L’exécution 2007 semble inspirer davantage d’inquiétudes à la Cour des comptes. Cependant, comme en 2006, la prévision de recettes fiscales est très prudente et, compte tenu de l’effet base, un surplus de l’ordre de 3 à 6 milliards d’euros est espéré, lequel sera intégralement consacré à la réduction du déficit. En tout cas, il faut garder le cap du respect scrupuleux de la norme de dépenses votée par le Parlement.

En revanche, des inquiétudes peuvent effectivement être nourries à propos des comptes sociaux. D’ailleurs, face aux dérapages en matière d’assurance maladie, le comité d’alerte a été immédiatement actionné et différentes mesures devraient être prises. C’est plus difficile pour le volet retraite, compte tenu des départs anticipés plus nombreux que prévu, et le rendez-vous de 2008 est attendu pour aborder cette question. Les comptes publics sont donc vulnérables à une conjoncture et un taux de croissance susceptibles de se dégrader, d’autant que la baisse du ratio de dette enregistrée en 2006 est exclusivement imputable à des cessions d’actifs et à un resserrement du fonds de roulement de l’État.

Parmi les treize réserves émises par la Cour des comptes vis-à-vis des comptes 2006, quelles sont les plus préoccupantes à court terme ? Lesquelles traduisent les plus grandes divergences avec les teneurs de compte ? Lesquelles risquent d’impacter le plus négativement le passif de l’État ?

Un point d’accord a-t-il été trouvé au sujet du niveau de provisionnement à appliquer dans le bilan d’ouverture de 2006 pour plusieurs organismes publics ou parapublics ?

La Cour des comptes est-elle en mesure de porter un jugement global sur les premiers rapports annuels de performance ?

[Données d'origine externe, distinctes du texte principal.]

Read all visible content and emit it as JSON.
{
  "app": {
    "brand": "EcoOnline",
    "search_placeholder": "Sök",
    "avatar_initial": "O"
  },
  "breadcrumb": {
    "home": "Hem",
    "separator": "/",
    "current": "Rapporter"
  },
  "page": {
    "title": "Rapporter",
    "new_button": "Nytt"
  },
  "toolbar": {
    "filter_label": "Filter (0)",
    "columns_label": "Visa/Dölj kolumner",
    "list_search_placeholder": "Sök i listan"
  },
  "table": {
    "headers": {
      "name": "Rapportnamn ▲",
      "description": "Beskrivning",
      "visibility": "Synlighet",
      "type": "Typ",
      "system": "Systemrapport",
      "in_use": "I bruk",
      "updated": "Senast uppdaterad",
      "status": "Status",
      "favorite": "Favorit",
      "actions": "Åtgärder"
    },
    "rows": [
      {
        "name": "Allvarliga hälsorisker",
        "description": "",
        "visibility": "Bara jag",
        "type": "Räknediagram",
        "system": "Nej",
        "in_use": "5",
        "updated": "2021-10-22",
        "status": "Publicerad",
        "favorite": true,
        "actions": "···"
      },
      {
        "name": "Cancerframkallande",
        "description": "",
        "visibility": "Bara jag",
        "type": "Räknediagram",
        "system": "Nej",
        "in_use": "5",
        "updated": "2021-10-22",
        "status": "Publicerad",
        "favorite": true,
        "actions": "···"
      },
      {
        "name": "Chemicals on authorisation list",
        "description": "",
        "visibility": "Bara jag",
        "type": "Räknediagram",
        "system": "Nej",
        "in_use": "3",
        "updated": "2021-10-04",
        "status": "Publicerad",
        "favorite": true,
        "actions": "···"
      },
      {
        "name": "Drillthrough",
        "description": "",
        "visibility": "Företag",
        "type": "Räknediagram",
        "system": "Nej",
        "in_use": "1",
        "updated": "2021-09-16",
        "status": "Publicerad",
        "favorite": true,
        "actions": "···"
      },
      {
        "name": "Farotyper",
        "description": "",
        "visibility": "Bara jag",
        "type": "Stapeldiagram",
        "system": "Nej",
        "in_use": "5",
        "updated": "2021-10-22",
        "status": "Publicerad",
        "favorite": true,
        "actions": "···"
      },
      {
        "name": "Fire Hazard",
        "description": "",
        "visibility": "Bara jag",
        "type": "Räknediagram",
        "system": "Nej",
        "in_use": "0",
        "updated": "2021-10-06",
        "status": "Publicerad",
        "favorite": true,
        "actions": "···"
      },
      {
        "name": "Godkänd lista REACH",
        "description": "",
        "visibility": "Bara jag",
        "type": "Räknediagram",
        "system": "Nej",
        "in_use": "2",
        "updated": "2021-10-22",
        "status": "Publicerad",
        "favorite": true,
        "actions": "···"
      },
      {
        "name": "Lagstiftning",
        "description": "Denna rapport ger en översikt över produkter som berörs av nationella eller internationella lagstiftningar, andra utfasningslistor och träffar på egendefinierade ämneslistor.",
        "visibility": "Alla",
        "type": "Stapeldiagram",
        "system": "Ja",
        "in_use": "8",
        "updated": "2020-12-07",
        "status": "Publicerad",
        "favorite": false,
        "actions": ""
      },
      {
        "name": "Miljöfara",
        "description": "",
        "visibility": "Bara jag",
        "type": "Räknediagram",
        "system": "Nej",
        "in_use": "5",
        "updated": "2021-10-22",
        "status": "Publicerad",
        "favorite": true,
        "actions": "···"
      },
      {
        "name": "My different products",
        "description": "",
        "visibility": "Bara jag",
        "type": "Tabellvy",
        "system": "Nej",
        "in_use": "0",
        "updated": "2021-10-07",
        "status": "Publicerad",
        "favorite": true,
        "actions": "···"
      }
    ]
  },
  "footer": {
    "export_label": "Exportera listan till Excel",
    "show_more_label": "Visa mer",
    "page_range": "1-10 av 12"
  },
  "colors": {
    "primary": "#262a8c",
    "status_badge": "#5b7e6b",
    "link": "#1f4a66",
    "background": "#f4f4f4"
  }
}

Le Président Didier Migaud s’interroge sur la priorité à retenir pour que l’État progresse dans la mise en œuvre de la LOLF, avec un objectif de transparence et d’efficacité de la gestion publique.

La Cour des comptes voit-elle se profiler un dérapage des dépenses en 2007 ? De quels outils les parlementaires disposent-ils, en mode LOLF, pour apprécier finement le pilotage infra-annuel des dépenses ?

Que propose la Cour des comptes pour contribuer à la maîtrise des dépenses de la sécurité sociale ?

Où en est la réflexion de la Cour des comptes à propos de la définition de la dépense fiscale ?

Répondant tout d’abord au Rapporteur général, M. Philippe Séguin précise que la Cour, dans les treize réserves qu’elle a formulées, s’est gardée de tout pointillisme.

Les deux sujets de préoccupation les plus importants sont la lacune des systèmes d’information et les faiblesses du contrôle interne.

S’agissant des systèmes d’information, il convient de distinguer ce qui doit être amélioré immédiatement – le chemin de révision – et ce qui dépend du déploiement des nouveaux systèmes d’information – CHORUS, COPERNIC et l’opérateur national de la paye. La mise en place d’un dispositif opérationnel de contrôle et d’audit interne dans tous les ministères doit s’imposer rapidement.

Une autre réserve importante porte sur les actifs militaires, dont la valorisation et le recensement doivent incontestablement progresser.

Il est peu probable que les sujets ayant fait l’objet de réserves soient traités dès l’année prochaine. Les engagements que les autorités compétentes ont pris vis-à-vis de la Cour sont en général assortis d’un échéancier de trois ans. Le ministre de la défense a pour sa part confirmé à la Cour, par lettre du 29 juin, les engagements souscrits par son prédécesseur.

Les principales divergences relevées par la Cour portent sur des points très techniques : le statut du « compte État » de la COFACE, celui des fonds d’épargne de la Caisse des dépôts et consignations, la qualification exacte des contrats d’échange de taux. Le ministre des finances s’est engagé à clarifier sa position sur ces points.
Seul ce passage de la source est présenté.